Nadaku naik beberapa folta.Bang Ali membalas tatapanku,terlihat wajahnya sedikit pias.Sementara aku,ingin menangis tapi lekas aku berbalik mematikan api kompor.
Ku tarik rakus-rakus oksigen yang ada disekitarku,menepis air mata yang mulai menggenang.
Kembali aku menghadap beliau.Dia sempat menunduk,lalu membalas menatapku.
"Lo minta cerai...?"
Pelan suara Bang Ali,tapi masih bisa ku dengar.Ku lempar pandangan kearah lain,tapi getar suara Bang Ali berikutnya menarik sesuatu dalam jiwaku.

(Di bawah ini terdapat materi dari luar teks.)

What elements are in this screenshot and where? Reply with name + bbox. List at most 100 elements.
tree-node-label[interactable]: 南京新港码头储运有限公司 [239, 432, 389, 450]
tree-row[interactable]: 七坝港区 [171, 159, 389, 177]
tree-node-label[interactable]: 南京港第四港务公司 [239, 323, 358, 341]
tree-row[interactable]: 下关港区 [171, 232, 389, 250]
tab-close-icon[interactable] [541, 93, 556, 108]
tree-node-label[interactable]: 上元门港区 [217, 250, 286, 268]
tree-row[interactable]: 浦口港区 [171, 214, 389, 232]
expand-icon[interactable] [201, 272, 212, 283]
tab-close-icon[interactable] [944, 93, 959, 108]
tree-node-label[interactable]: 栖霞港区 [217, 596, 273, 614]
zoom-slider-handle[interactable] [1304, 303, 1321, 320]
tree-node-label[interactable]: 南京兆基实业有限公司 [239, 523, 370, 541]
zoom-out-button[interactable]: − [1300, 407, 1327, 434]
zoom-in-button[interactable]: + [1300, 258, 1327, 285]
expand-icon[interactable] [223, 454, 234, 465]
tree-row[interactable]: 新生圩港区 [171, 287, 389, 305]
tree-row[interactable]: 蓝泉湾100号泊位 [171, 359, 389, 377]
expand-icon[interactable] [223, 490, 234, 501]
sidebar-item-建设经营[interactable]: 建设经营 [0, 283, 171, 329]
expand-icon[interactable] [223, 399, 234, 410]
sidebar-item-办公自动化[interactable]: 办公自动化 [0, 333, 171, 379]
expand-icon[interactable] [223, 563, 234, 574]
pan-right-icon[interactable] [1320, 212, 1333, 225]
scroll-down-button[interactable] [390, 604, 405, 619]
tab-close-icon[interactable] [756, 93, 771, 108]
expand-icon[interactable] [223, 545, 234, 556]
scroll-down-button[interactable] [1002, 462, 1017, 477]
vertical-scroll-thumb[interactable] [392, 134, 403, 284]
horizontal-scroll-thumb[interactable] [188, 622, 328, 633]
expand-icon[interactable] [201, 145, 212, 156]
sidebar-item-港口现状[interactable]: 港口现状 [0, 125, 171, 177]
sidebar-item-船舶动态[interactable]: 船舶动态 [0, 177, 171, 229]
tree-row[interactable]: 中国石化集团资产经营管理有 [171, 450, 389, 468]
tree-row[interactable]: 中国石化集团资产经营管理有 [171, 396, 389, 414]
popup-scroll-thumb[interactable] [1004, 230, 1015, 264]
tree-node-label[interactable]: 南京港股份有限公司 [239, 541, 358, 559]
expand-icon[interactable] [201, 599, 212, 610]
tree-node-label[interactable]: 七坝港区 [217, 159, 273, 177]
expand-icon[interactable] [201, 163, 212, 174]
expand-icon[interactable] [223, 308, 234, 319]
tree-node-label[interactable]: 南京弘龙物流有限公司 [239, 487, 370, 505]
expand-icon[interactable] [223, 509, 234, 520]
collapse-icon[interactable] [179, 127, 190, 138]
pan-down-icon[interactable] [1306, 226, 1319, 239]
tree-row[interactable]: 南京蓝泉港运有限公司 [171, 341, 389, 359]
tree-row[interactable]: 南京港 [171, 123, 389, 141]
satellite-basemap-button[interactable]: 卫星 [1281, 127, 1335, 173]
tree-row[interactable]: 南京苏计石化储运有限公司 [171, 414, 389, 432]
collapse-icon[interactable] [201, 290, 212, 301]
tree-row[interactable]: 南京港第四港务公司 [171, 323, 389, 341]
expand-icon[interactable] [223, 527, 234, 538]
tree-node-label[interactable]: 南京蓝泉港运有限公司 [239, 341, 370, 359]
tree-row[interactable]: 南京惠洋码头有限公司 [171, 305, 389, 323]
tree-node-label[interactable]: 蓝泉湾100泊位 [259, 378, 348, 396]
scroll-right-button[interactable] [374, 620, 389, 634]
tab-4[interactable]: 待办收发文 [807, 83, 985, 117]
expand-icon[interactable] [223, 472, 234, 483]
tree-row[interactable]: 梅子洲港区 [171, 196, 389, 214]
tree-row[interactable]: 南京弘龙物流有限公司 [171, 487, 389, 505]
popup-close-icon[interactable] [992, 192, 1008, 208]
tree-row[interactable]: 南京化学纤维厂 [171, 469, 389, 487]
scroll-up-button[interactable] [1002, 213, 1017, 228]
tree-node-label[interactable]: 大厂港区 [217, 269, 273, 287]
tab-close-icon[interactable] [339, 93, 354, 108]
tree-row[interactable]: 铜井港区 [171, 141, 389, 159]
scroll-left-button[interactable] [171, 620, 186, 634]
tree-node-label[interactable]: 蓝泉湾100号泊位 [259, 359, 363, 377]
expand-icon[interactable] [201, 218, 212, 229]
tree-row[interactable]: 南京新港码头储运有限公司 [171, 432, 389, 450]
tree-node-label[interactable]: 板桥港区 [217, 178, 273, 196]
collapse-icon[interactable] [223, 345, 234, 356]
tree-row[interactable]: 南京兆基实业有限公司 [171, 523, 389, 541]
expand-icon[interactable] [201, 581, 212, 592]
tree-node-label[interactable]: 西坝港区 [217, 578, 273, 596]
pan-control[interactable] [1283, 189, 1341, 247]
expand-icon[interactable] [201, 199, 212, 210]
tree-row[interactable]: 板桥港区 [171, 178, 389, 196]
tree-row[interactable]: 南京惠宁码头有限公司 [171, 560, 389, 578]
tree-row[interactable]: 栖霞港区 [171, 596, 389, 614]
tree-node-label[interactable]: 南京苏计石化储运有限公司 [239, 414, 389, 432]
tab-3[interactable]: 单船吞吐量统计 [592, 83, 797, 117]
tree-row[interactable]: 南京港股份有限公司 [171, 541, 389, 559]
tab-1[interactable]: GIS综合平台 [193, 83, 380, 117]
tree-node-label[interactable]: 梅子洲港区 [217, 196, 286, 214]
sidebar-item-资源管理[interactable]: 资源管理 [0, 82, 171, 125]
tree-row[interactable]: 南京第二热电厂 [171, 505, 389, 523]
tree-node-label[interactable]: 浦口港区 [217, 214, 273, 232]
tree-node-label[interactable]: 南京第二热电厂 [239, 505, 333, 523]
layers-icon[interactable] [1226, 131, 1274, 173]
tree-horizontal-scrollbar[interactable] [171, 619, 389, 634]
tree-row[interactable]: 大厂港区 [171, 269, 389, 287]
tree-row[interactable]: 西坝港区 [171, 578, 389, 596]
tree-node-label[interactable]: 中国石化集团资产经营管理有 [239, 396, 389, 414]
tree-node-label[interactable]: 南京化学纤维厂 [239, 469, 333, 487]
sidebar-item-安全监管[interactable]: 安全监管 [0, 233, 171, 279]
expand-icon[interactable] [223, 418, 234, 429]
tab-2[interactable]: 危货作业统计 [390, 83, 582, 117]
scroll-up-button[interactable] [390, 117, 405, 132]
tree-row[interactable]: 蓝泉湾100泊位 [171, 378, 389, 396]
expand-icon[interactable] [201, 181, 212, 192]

"Lo mau nyerah semudah ini Bi....?"
Aku terdiam,menggigit bibir dalamku sekuat-kuatnya.
Dia berdiri,mendorong kursi kebelakang dengan pelan.Beliau memindai pandangannya lurus kedepan.Nafasnya terlihat beraturan,tapi tidak dengan garis mukanya.Terlihat jelas dia menampilkan raut kesedihan.
Aku terenyuh ditempat.
"Cukup gue jadi saksi dipernikahan lo berdua.Gue gak mau jadi saksi di pengadilan agama"
Setelah melontarkan kalimat ancaman itu,beliau berlalu meninggalkanku dengan perasaan yang porak poranda.